Mulai Sekarang Amalkan Shalat Nabi Daud, Sunnah Malam Sangat Disukai Allah SWT, Buya Yahya Bagikan Cara Atur Waktu...
- Kolase tangkapan layar YouTube Al-Bahjah TV & Tim tvOnenews
tvOnenews.com - Shalat Nabi Daud menjadi amalan ibadah sunnah malam paling dicintai oleh Allah SWT.
Shalat Nabi Daud tidak kalah saing dengan sunnah malam lainnya karena membantu seorang Muslim senantiasa berzikir kepada Allah SWT.
Hal ini mengingat shalat Nabi Daud menjadi waktu mustajab untuk selalu berzikir kepada Allah SWT.
Buya Yahya merincikan agar seorang Muslim mempunyai waktu kebiasaan untuk mengerjakan shalat Nabi Daud.
Lantas, bagaimana cara mengatur waktu agar seseorang terbiasa shalat Nabi Daud sebagai ibadah disukai oleh Allah SWT?
Seperti apa Buya Yahya menerangkan shalat Nabi Daud bisa selalu diamalkan umat Muslim?
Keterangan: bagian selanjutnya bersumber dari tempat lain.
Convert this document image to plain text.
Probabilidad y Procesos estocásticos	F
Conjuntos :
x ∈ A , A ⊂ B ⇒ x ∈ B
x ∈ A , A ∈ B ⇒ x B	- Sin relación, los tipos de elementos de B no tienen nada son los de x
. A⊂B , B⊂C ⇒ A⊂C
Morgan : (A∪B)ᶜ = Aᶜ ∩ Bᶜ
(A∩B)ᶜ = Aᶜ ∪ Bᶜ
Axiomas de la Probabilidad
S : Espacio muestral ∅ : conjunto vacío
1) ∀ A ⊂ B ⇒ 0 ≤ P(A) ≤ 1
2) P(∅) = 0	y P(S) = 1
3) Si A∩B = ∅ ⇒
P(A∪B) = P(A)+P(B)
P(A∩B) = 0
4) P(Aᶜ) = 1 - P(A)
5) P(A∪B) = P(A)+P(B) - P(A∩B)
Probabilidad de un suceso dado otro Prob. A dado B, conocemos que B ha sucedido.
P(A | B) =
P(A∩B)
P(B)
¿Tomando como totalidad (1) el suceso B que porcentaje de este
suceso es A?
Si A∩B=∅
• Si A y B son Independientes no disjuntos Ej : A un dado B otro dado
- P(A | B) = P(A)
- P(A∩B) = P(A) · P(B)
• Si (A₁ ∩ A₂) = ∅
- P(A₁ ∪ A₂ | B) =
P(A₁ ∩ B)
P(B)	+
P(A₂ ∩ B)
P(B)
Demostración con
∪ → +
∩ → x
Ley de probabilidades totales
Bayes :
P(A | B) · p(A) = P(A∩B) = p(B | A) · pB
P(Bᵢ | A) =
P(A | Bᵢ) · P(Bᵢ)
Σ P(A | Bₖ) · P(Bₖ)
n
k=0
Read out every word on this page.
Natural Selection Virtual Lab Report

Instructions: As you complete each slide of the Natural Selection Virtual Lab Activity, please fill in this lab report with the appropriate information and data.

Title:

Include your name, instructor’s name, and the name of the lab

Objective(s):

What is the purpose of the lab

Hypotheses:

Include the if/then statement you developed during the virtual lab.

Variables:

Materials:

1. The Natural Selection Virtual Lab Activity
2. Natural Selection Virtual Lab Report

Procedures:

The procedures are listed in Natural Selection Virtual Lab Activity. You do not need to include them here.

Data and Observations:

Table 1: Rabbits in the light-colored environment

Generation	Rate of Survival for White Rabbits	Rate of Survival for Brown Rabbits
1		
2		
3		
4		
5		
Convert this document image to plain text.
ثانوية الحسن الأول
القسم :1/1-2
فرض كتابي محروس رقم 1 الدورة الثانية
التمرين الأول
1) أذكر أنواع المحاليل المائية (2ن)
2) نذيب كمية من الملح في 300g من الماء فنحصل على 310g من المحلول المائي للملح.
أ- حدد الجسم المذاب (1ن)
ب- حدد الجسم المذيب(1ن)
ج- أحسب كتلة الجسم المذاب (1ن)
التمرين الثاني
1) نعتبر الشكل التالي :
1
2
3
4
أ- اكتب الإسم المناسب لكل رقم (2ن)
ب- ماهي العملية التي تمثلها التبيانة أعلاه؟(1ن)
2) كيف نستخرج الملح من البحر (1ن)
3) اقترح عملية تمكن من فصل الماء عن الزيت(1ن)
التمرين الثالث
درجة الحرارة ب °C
Mari simak penjelasannya di sini!
Dikutip tvOnenews.com dari channel YouTube Al-Bahjah TV, Selasa (6/8/2024), Buya Yahya menyatakan shalat sunnah malam terbaik adalah ibadah Nabi Daud.
Buya Yahya menjelaskan shalat Nabi Daud mempunyai tempat yang spesial bagi Allah SWT.
"Sebaik-baik shalat itu yang sebaik shalat itu apa? Paling dicintainya shalat Allah SWT senang shalat gayanya Nabi Daud. Paling bagus puasanya paling disenangi Allah SWT adalah puasa Nabi Daud," ujar Buya Yahya.
Hal ini berdasarkan hadits dari Abdullah bin Amr bin Al-Ash Radhiyallahu Anhu terkait shalat dan puasa Nabi Daud mendapat tempat terbaik oleh Allah SWT, Rasulullah SAW bersabda:
"Shalat yang paling dicintai Allah adalah shalat Daud. Dan puasa yang paling dicintai Allah adalah puasa Daud. Daud tidur separuh malam dan bangun pada sepertiganya, dan tidur lagi seperenamnya. Ia juga puasa sehari dan berbuka sehari." (HR. Bukhari)
Menurutnya, manajemen Nabi Daud untuk melaksanakan ibadah patut ditiru oleh umat Muslim.
Ia menuturkan cara pengaturan waktu ibadahnya sangat sempurna karena Nabi Daud selalu memilih tidur lebih awal dimulai setelah ibadah Isya.
Nabi Daud mempunyai kebiasaan tidur pada seperdua malam dan selalu terbangun di tengah malam tepatnya pada sepertiga malam.
"Caranya Nabi Daud itu tidur awal. Kemudian sepertiganya baru sepertiga akhir, tidur sore, sore bukan habis Maghrib, tidur maksudnya habis Isya paling tidak," tuturnya.